O livro conta com os contributos científicos de Álvaro Garrido, professor catedrático e diretor da Faculdade de Economia da Universidade de Coimbra (e ex-diretor do Museu Marítimo de Ílhavo), e de Diana Feijó, técnica do Instituto Português do Mar e da Atmosfera, a par das ilustrações científicas de Pedro Salgado, biólogo.

Ficar em terra não é opção

Os pescadores do cerco vão para onde o peixe vai. Idealmente, haverá sardinha perto de casa e, na maioria das vezes, os barcos partem para o mar ao anoitecer e regressam ao romper da manhã.
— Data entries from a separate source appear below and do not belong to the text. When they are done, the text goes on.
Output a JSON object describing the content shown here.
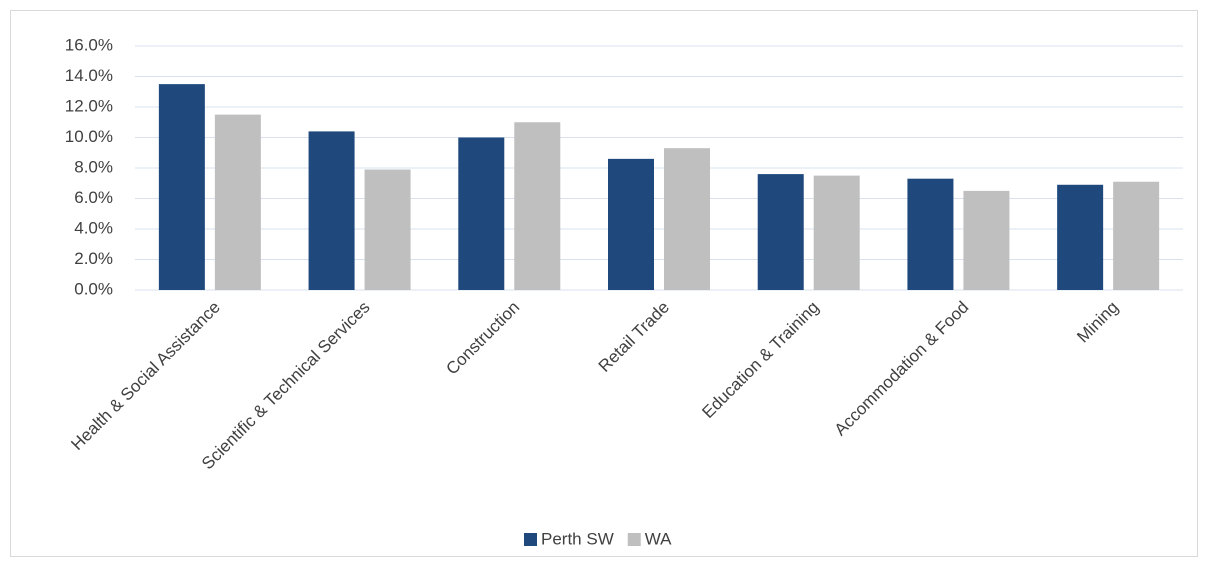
{
  "chart_data": {
    "type": "bar",
    "categories": [
      "Health & Social Assistance",
      "Scientific & Technical Services",
      "Construction",
      "Retail Trade",
      "Education & Training",
      "Accommodation & Food",
      "Mining"
    ],
    "series": [
      {
        "name": "Perth SW",
        "color": "#1f497d",
        "values": [
          13.5,
          10.4,
          10.0,
          8.6,
          7.6,
          7.3,
          6.9
        ]
      },
      {
        "name": "WA",
        "color": "#bfbfbf",
        "values": [
          11.5,
          7.9,
          11.0,
          9.3,
          7.5,
          6.5,
          7.1
        ]
      }
    ],
    "ylim": [
      0,
      16
    ],
    "yticks": [
      {
        "value": 0,
        "label": "0.0%"
      },
      {
        "value": 2,
        "label": "2.0%"
      },
      {
        "value": 4,
        "label": "4.0%"
      },
      {
        "value": 6,
        "label": "6.0%"
      },
      {
        "value": 8,
        "label": "8.0%"
      },
      {
        "value": 10,
        "label": "10.0%"
      },
      {
        "value": 12,
        "label": "12.0%"
      },
      {
        "value": 14,
        "label": "14.0%"
      },
      {
        "value": 16,
        "label": "16.0%"
      }
    ],
    "grid": true,
    "legend": "bottom"
  }
}
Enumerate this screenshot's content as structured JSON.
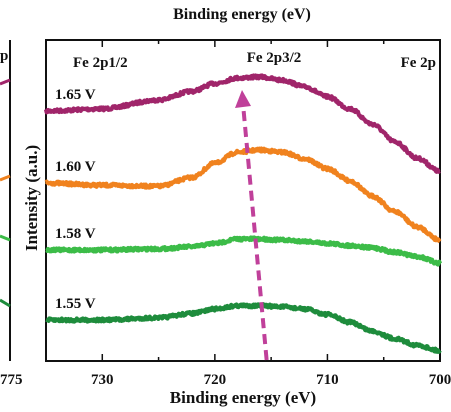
{
  "top_caption": "Binding energy (eV)",
  "left_panel_tick": "775",
  "left_panel_fragment": "p",
  "chart_data": {
    "type": "line",
    "title": "",
    "xlabel": "Binding energy (eV)",
    "ylabel": "Intensity (a.u.)",
    "x_reversed": true,
    "xlim": [
      735,
      700
    ],
    "x_ticks": [
      730,
      720,
      710,
      700
    ],
    "x_tick_labels": [
      "730",
      "720",
      "710",
      "700"
    ],
    "grid": false,
    "annotations": {
      "left": "Fe 2p1/2",
      "center": "Fe 2p3/2",
      "right": "Fe 2p"
    },
    "peak_arrow": {
      "from_x": 717.5,
      "to_x": 715.4,
      "direction": "down"
    },
    "x": [
      735,
      730,
      725,
      722,
      720,
      718,
      716,
      714,
      712,
      710,
      708,
      706,
      704,
      702,
      700
    ],
    "series": [
      {
        "name": "1.65 V",
        "color": "#a0256a",
        "values": [
          0.0,
          0.02,
          0.1,
          0.18,
          0.25,
          0.3,
          0.31,
          0.28,
          0.22,
          0.13,
          0.02,
          -0.12,
          -0.28,
          -0.43,
          -0.55
        ]
      },
      {
        "name": "1.60 V",
        "color": "#f0821e",
        "values": [
          0.0,
          -0.02,
          -0.03,
          0.05,
          0.18,
          0.28,
          0.3,
          0.28,
          0.22,
          0.13,
          0.02,
          -0.12,
          -0.26,
          -0.4,
          -0.52
        ]
      },
      {
        "name": "1.58 V",
        "color": "#3cbc48",
        "values": [
          0.0,
          0.0,
          0.01,
          0.03,
          0.06,
          0.1,
          0.1,
          0.09,
          0.08,
          0.06,
          0.04,
          0.02,
          -0.02,
          -0.06,
          -0.12
        ]
      },
      {
        "name": "1.55 V",
        "color": "#1e8c3c",
        "values": [
          0.0,
          0.0,
          0.02,
          0.06,
          0.1,
          0.13,
          0.13,
          0.12,
          0.1,
          0.05,
          -0.02,
          -0.1,
          -0.17,
          -0.23,
          -0.28
        ]
      }
    ]
  }
}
O breve regresso a casa acontece apenas depois de descarregado e vendido o peixe e de munido o barco com combustível e gelo para o dia seguinte. Quando assim não é, os pescadores migram atrás do peixe, perseguindo-o pelo país fora, por vezes optando por não ter um porto fixo, passando vários meses longe de casa. A pesca do cerco é mesmo assim, longe do lar, nos barcos-casa, quase sem parar.
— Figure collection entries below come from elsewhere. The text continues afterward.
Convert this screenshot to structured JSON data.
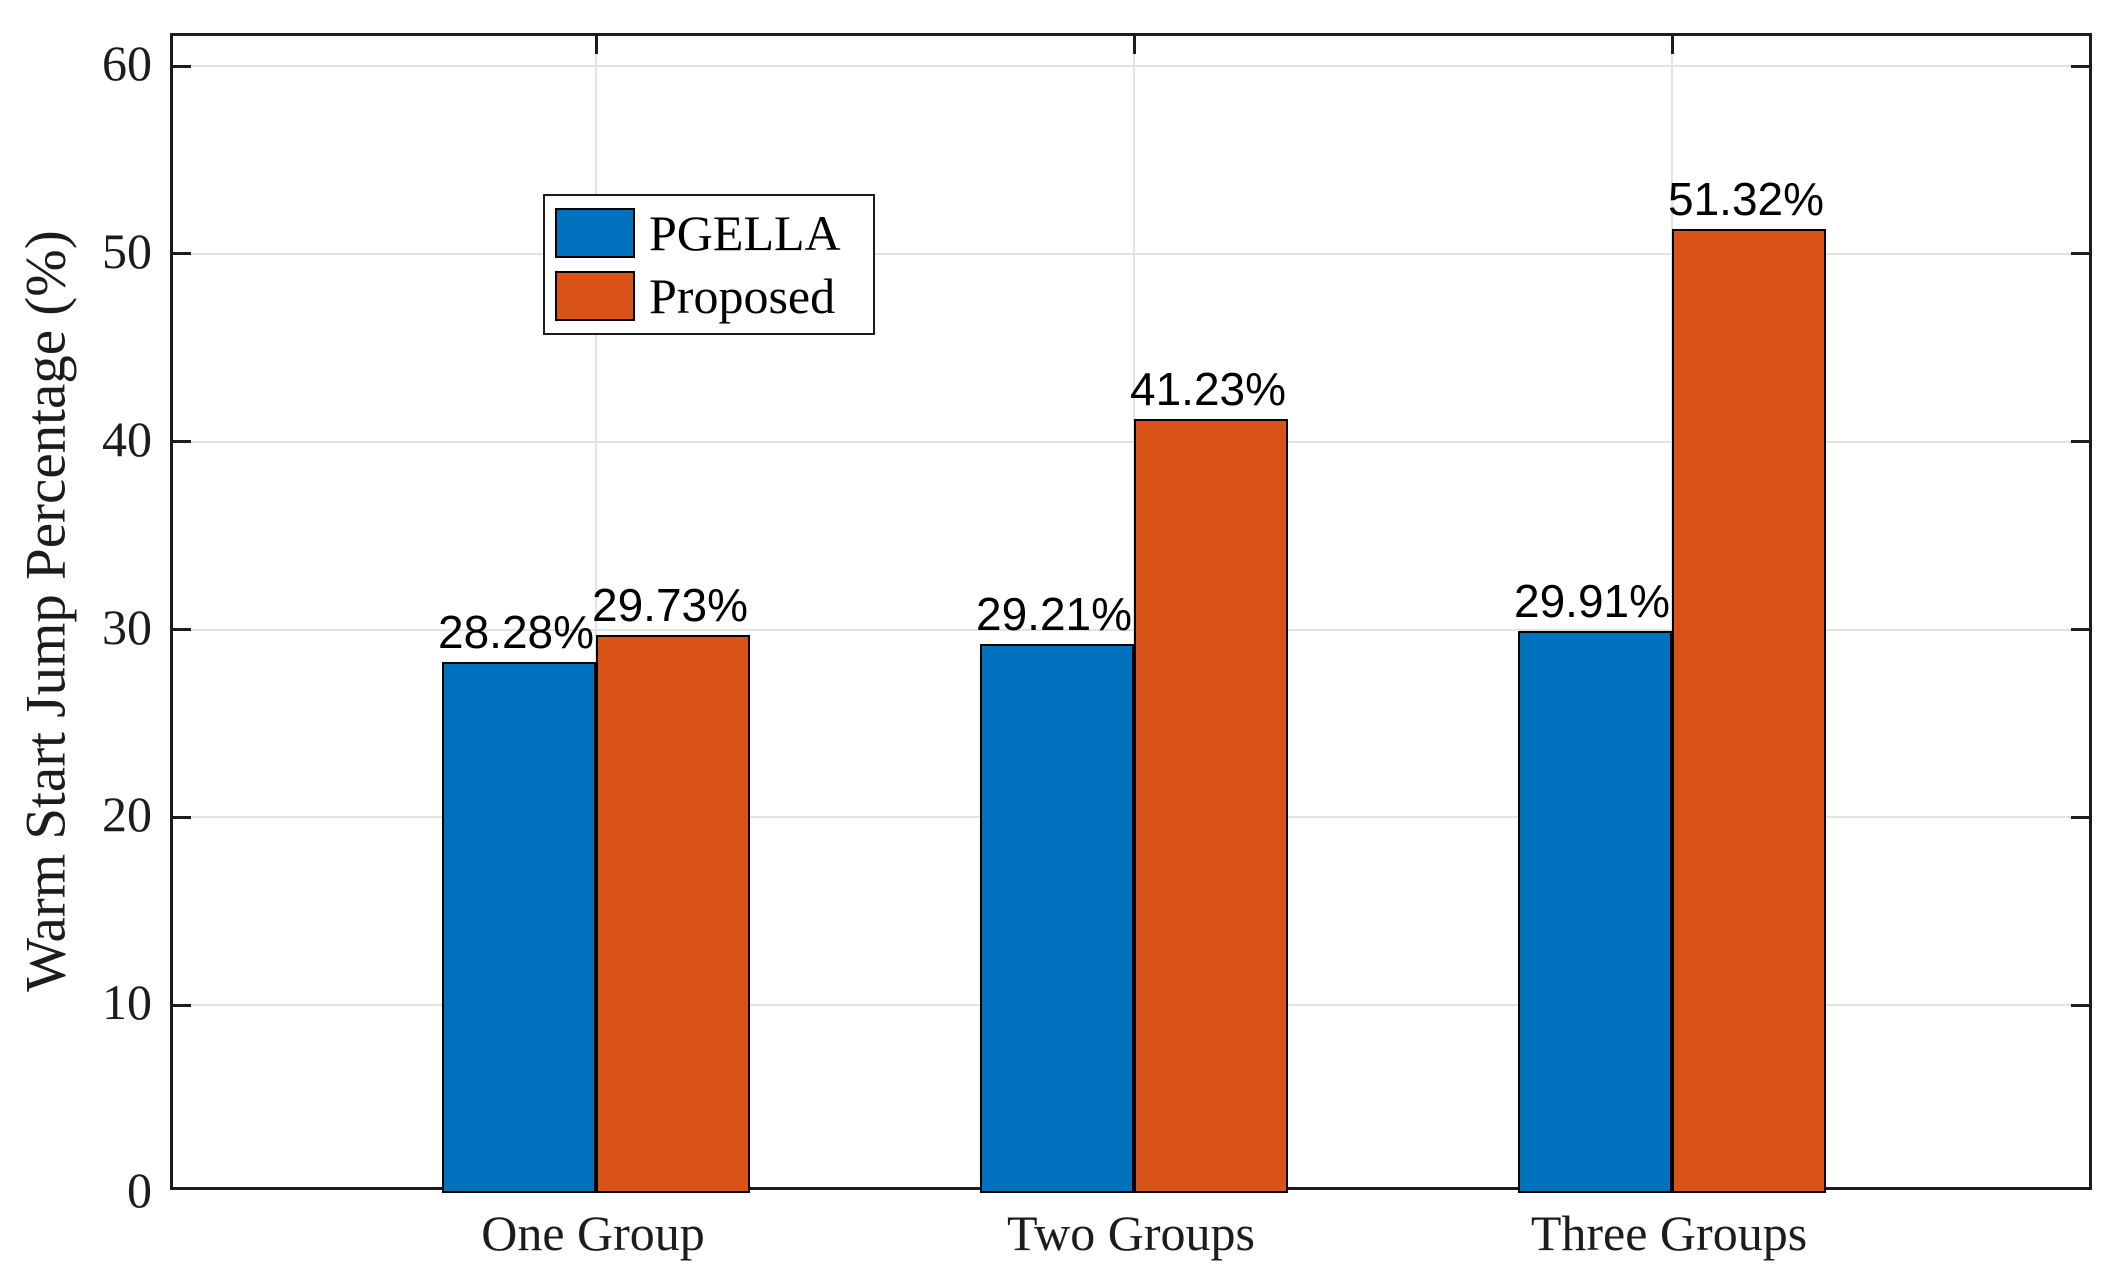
{
  "chart_data": {
    "type": "bar",
    "title": "",
    "xlabel": "",
    "ylabel": "Warm Start Jump Percentage (%)",
    "categories": [
      "One Group",
      "Two Groups",
      "Three Groups"
    ],
    "series": [
      {
        "name": "PGELLA",
        "color": "#0072BD",
        "values": [
          28.28,
          29.21,
          29.91
        ]
      },
      {
        "name": "Proposed",
        "color": "#D95319",
        "values": [
          29.73,
          41.23,
          51.32
        ]
      }
    ],
    "value_labels": [
      [
        "28.28%",
        "29.21%",
        "29.91%"
      ],
      [
        "29.73%",
        "41.23%",
        "51.32%"
      ]
    ],
    "ylim": [
      0,
      61.6
    ],
    "yticks": [
      0,
      10,
      20,
      30,
      40,
      50,
      60
    ],
    "ytick_labels": [
      "0",
      "10",
      "20",
      "30",
      "40",
      "50",
      "60"
    ],
    "grid": true,
    "grid_color": "#E2E2E2",
    "axis_color": "#1c1c1c",
    "bar_edge_color": "#000000",
    "background_color": "#ffffff",
    "legend": {
      "position": "upper-left-inside",
      "entries": [
        "PGELLA",
        "Proposed"
      ]
    }
  }
}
Mas o trabalho do cerco não acontece apenas no mar. Em terra, há muito trabalho a fazer antes, durante e depois da pesca propriamente dita, ao nível da gestão e abastecimento dos barcos ou mesmo avarias mecânicas, assim como pequenas ou grandes reparações nas redes. O cerco é também o tempo do defeso, o período do ano em que os barcos não estão autorizados a pescar, altura de recuperar com atenção as embarcações e as redes. Um trabalho de equipa, marcado pela camaradagem entre todos. Os pescadores do cerco não gostam de estar parados: um barco em terra deteriora-se, perde-se o ritmo e, sobretudo, o sustento. 
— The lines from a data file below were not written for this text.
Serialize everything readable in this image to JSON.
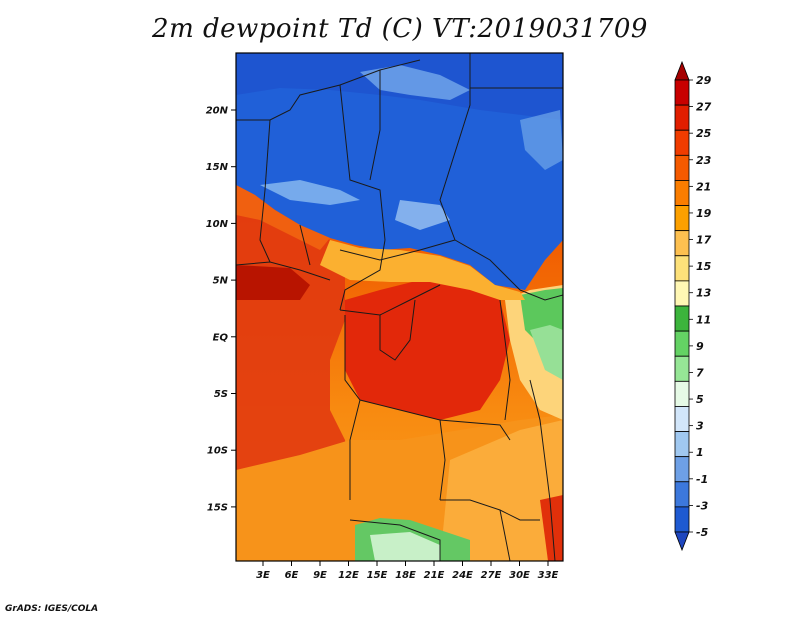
{
  "title": "2m dewpoint Td (C) VT:2019031709",
  "footer": "GrADS: IGES/COLA",
  "map": {
    "lat_labels": [
      "20N",
      "15N",
      "10N",
      "5N",
      "EQ",
      "5S",
      "10S",
      "15S"
    ],
    "lon_labels": [
      "3E",
      "6E",
      "9E",
      "12E",
      "15E",
      "18E",
      "21E",
      "24E",
      "27E",
      "30E",
      "33E"
    ]
  },
  "colorbar": {
    "labels": [
      "29",
      "27",
      "25",
      "23",
      "21",
      "19",
      "17",
      "15",
      "13",
      "11",
      "9",
      "7",
      "5",
      "3",
      "1",
      "-1",
      "-3",
      "-5"
    ],
    "colors": [
      "#a50000",
      "#c80000",
      "#e11e00",
      "#f03c00",
      "#f55a00",
      "#fa7d00",
      "#fca000",
      "#fdc050",
      "#fde17a",
      "#fff7b4",
      "#3cb43c",
      "#64d264",
      "#96e696",
      "#e6fae6",
      "#d2e6fa",
      "#a0c8f0",
      "#6ea0e6",
      "#3c78dc",
      "#1e5ad2",
      "#1e46be"
    ]
  }
}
“A pesca da sardinha é uma saga humana pouco mais do que invisível. Ocultada pelo imaginário épico que costumamos associar às pescas longínquas no Atlântico Norte e no Atlântico Sul (bacalhau e pescada), a sardinha só é objeto de lembrança quando, ciclicamente, há notícia de naufrágios e vidas perdidas no mar, ou quando se reabrem debates efémeros em torno da escassez do recurso”.

— Álvaro Garrido

“Um projeto que parecia estar mais circunscrito acabou por ganhar outros horizontes, pois levou-me a visitar e a embarcar na maior parte dos portos de pesca. Essa abertura deu-me uma visão global sobre a pesca do cerco e sobre as diferenças entre a forma de trabalhar dos pescadores do norte e os do resto do país. […] Para fotografar consistentemente uma atividade tão complexa como esta, com tantas variáveis e imprevistos, é necessário estar disposto a suportar as mesmas condições a que os pescadores estão expostos diariamente. Só assim se percebe a dureza da pesca. […] A recompensa (para quem pesca e para quem fotografa) chega nos dias bons, em que se pesca o suficiente para encher o próprio barco, os da família e os dos colegas”.

— Helder Luís

O livro Sardinha

O livro Sardinha reúne fotografia, texto e infografia num documento visual e científico sobre a pesca do cerco, construindo uma narrativa sólida de uma atividade que moldou gerações costeiras.

A exposição Sardinha

Através de mais de duas dezenas de fotografias e infografias, revela-se a vida a bordo, o trabalho das tripulações e a força coletiva desta arte de pesca. Já apresentada em várias localidades, a mostra afirma-se como um retrato atual e necessário da cultura marítima portuguesa.